Soengas repeatedly laments "how difficult it is to set up a company like this in this country." Marisol Quintero, born in Valencia 46 years ago, went from being the Director of Innovation at CNIO to General Manager of Highlight Therapeutics in 2013. Under her leadership, the company became more professional. Its main investors are now the Spanish fund Columbus VP, the British fund Advent Life Sciences, and the Belgian fund Droia , but several Mediterranean families also contribute money. "They have a threefold motivation. On the one hand, it's clear that this is an investment, not a donation. But it's an investment in an area that they consider very important: many people have a relative with a tumor and want to contribute to a treatment. And, on the other hand, there's the proximity, the desire to participate in the development of a drug in Valencia," Quintero explains.

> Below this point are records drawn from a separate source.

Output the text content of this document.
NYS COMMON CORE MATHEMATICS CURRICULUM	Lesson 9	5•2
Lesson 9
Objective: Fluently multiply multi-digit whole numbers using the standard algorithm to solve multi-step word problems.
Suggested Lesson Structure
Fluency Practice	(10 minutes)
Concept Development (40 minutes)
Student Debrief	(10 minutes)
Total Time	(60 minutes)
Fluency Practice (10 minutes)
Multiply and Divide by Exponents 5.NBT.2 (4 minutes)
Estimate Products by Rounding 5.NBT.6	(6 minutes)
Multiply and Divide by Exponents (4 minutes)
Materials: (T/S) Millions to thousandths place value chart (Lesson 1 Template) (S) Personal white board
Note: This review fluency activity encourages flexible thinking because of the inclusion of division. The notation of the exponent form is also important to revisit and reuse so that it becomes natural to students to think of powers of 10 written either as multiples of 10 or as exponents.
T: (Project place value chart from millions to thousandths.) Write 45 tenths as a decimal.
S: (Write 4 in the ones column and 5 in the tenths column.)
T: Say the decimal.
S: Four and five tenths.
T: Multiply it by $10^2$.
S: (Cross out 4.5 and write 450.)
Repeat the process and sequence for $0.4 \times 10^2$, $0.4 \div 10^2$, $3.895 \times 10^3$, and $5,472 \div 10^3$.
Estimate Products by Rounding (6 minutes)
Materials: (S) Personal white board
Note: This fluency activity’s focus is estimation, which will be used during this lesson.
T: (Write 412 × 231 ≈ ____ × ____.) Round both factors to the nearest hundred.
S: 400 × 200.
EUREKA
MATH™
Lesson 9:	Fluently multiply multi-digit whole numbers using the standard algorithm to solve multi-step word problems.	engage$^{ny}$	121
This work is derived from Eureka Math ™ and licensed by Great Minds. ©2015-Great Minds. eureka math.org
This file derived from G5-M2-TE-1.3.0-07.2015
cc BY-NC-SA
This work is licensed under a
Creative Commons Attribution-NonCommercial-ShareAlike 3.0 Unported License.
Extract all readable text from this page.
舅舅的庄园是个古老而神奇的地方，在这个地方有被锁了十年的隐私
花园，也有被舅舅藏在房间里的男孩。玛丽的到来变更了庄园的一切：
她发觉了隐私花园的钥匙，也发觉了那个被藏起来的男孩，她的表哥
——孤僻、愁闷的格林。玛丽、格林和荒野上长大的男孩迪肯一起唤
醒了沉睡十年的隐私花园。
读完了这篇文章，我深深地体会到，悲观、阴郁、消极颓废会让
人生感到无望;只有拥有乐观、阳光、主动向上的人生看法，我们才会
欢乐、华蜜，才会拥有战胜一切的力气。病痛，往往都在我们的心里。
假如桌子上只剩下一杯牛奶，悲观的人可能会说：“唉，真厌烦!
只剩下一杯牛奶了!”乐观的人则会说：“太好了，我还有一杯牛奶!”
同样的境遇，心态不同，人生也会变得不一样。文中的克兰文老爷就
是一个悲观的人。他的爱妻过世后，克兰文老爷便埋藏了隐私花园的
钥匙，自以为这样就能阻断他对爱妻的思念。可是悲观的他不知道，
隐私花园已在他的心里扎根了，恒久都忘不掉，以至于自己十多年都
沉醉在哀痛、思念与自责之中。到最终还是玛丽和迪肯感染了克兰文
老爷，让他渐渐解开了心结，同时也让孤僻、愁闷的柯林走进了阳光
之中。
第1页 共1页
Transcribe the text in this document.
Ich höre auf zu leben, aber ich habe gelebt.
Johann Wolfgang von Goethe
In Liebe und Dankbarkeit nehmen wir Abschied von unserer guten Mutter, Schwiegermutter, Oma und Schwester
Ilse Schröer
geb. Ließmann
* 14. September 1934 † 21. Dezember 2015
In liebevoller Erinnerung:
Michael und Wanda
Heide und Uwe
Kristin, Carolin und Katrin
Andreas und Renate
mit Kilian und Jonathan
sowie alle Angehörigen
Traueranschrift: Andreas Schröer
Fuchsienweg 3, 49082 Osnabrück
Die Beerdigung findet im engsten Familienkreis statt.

The Ministry of Science has provided three million euros to help fund the seventh clinical trial of BO-112, this time as a possible treatment for basal cell carcinoma, the most common cancer, which usually appears in sun-exposed areas of the skin, such as the face. Each year, there are more than four million new cases worldwide. It can often be easily removed, but "it cannot always be removed surgically and can be very disfiguring," warns Soengas.
Both BO-112's mother and Juana Santiago have to go for a dreaded medical checkup every three months, one for her breast cancer and the other for her seemingly disappeared melanoma. "I don't think you ever get used to that uncertainty, the fear, but when the checkup goes well, it's another boost of energy," says Soengas. Santiago, by her side, has been disease-free and without receiving any treatment since December 2023. She is optimistic: "I feel completely cured."